The value of the externalId property is assigned by the client to a specific query to uniquely identify that query per account. If the server receives a query submission request for an account with an external ID which has already been used before for that account no new query will be submitted. Instead the query execution result of the original request with that ID will be returned. Note that the actual query in the request will be ignored in that case.

It is up to the client to generate the external IDs. Typical strategies are:

  • Generate a random UUID for each submission request (or some custom random ID with sufficient entropy to prevent collisions).

  • Keep a persistent counter which is atomically increased every time a query is submitted.

  • Store your queries in a database table with unique primary keys generated by the database and use these database keys for the external ID.

Note that the externalId cannot be used to later identify a previously submitted query!.
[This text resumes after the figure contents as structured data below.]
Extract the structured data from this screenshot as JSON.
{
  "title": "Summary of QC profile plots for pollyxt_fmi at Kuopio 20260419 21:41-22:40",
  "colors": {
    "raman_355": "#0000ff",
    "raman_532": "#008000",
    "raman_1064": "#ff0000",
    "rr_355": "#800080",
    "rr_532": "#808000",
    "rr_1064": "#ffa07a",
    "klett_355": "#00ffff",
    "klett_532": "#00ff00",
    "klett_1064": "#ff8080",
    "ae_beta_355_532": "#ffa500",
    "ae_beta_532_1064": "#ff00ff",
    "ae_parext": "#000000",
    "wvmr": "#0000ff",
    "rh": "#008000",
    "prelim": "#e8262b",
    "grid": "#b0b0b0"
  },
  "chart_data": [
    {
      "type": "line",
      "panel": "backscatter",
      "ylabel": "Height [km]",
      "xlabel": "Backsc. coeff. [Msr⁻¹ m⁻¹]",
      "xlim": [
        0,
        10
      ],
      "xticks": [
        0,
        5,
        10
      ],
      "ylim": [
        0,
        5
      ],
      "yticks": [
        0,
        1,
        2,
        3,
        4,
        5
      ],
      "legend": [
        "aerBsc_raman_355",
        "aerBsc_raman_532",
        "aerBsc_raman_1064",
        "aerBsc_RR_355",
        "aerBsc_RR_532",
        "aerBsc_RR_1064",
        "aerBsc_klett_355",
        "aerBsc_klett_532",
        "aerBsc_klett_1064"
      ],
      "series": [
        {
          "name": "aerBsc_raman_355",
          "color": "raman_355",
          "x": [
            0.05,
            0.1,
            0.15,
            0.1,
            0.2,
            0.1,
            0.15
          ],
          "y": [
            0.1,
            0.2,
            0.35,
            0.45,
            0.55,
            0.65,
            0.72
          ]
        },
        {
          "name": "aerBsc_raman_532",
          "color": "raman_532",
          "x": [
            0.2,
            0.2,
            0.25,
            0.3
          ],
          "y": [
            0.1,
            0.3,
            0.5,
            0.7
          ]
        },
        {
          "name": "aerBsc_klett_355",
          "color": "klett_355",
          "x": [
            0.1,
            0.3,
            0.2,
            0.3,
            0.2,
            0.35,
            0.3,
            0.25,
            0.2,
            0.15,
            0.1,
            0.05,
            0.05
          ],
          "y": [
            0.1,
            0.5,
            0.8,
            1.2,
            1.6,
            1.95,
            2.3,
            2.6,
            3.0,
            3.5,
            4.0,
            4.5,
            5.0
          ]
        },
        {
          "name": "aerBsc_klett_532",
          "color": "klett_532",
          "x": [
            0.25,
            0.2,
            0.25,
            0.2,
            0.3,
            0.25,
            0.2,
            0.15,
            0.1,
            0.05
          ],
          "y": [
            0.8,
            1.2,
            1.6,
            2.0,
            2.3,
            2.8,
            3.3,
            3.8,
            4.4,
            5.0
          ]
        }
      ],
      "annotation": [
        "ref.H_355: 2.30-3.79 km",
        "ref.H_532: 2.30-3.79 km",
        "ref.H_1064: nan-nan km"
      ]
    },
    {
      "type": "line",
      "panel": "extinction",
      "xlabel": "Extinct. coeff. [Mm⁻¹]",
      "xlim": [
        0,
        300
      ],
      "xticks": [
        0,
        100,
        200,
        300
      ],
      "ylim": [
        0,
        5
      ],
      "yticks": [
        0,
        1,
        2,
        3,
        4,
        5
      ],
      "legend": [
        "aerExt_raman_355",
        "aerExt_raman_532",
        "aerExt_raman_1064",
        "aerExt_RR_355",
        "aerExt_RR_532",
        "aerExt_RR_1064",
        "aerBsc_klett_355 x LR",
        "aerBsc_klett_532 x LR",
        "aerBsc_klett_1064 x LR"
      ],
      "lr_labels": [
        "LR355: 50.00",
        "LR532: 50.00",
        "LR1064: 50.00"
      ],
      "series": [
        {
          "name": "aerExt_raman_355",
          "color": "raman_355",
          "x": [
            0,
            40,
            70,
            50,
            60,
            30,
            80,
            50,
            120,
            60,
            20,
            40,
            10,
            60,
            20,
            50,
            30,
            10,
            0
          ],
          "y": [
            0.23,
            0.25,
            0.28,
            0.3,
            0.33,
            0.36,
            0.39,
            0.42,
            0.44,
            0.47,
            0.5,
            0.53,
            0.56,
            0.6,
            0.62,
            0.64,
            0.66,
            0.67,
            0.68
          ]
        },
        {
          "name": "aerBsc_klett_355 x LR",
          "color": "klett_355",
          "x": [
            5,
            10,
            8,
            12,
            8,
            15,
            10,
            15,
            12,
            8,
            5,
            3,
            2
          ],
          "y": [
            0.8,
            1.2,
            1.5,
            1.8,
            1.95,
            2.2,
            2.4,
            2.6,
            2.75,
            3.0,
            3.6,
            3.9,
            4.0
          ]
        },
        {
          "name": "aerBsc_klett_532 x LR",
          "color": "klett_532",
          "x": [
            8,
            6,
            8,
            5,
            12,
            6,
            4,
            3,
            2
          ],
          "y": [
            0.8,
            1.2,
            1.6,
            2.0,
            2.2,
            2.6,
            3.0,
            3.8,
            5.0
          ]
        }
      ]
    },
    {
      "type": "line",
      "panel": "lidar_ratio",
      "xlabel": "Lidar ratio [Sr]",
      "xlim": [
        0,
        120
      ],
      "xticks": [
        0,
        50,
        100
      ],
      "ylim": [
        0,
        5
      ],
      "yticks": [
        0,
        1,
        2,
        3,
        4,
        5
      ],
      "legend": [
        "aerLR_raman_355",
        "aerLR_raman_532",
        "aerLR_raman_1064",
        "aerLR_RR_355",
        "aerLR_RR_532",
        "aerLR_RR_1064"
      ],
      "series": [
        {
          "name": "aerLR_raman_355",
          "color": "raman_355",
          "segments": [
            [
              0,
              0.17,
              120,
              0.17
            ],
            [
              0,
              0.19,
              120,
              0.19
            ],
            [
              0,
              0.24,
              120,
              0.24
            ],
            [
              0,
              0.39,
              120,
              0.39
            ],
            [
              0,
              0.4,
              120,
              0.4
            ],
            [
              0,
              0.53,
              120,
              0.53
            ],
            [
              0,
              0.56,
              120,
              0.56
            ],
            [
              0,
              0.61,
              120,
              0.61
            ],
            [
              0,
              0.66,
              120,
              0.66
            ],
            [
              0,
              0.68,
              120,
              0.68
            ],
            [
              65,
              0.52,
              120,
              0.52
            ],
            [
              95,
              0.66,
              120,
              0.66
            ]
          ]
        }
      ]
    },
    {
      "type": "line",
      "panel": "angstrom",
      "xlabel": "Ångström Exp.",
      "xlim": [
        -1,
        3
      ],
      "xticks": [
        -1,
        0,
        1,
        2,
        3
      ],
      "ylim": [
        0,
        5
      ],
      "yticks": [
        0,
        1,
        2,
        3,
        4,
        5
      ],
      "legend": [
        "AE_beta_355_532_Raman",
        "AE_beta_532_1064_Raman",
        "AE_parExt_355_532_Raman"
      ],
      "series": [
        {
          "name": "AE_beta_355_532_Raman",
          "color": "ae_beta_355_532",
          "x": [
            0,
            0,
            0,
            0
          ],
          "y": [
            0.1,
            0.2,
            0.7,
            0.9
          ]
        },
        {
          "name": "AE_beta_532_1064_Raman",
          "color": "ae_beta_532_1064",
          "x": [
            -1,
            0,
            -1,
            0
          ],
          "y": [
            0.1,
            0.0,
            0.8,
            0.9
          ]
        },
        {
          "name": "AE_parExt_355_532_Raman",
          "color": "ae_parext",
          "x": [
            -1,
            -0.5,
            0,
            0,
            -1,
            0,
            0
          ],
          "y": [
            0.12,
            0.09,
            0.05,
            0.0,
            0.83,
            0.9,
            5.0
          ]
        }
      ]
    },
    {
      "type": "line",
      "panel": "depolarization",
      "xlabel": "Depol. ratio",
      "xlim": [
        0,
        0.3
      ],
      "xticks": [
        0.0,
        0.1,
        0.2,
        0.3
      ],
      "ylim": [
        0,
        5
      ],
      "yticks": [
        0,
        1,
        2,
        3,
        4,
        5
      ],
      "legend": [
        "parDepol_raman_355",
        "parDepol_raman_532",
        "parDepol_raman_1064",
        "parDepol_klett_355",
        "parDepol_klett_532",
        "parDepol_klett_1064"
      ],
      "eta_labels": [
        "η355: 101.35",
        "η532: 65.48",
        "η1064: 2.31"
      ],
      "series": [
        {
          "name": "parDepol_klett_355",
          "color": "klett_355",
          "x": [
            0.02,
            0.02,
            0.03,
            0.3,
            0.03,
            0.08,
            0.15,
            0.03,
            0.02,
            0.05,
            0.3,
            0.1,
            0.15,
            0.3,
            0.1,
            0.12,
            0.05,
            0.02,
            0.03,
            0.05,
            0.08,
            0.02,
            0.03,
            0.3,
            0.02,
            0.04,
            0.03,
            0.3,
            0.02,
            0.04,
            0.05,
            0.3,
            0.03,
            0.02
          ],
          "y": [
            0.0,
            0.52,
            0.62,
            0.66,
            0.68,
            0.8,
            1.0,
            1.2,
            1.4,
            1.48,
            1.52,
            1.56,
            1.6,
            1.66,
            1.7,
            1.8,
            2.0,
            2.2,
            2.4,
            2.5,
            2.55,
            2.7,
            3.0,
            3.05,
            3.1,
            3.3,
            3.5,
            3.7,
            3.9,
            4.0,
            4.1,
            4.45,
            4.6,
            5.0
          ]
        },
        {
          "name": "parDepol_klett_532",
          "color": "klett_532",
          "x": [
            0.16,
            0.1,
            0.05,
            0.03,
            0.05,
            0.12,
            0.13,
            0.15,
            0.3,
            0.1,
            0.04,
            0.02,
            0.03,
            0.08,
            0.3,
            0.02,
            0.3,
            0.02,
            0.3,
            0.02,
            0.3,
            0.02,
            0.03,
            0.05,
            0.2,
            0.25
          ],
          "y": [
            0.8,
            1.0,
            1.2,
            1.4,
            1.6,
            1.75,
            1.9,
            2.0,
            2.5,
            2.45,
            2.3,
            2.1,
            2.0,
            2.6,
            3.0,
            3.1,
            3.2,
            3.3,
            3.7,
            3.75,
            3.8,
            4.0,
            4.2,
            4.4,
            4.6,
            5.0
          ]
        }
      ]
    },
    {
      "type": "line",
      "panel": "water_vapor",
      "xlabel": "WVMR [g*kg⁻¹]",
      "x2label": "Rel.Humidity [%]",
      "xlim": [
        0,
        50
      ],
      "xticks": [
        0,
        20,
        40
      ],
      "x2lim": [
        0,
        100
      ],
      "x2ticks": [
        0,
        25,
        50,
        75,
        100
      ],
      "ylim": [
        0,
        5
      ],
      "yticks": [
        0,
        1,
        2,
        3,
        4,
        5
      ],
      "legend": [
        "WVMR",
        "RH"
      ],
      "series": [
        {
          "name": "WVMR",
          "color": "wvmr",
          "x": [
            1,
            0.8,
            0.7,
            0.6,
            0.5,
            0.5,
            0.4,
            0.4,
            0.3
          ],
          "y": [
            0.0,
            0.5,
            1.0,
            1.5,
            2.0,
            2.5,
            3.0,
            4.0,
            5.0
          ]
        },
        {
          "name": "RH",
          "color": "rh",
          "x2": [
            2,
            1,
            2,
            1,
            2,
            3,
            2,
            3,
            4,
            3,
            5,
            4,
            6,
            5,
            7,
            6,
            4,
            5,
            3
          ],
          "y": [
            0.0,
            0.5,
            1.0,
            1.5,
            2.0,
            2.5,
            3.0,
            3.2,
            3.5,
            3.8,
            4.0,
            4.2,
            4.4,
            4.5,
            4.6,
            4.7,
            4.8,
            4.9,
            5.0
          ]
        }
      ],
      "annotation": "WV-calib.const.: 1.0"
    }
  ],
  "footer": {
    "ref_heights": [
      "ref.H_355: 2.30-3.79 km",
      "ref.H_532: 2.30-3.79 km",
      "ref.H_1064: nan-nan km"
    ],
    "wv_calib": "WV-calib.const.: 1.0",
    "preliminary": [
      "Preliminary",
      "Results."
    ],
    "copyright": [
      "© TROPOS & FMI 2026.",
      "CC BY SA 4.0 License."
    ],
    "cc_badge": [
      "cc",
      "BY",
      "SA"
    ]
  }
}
So you cannot use the external ID to request information about the status or fetch the results of a previously submitted query. Instead you will receive a query execution object as the response of a successfull submission (or resubmission) of a query. The ID of this execution object is used to identify the submitted query later on when requesting status information or fetching the result of the query.

2.9Maximal Cache Age

As an alternative to an External ID you can specify a maximal cache age (in minutes) using the maxCacheAge property (with a value of 1 or greater). When a query with a maximal cache age is submitted and an equivalent query (same query string, same executing account, same spaces) has been submitted not more than maxCacheAge minutes before, the query will not be resubmitted but instead the query execution result of the previously submitted query will be returned.

Note that the maximal cache age will be ignored if an external ID is specified in a request!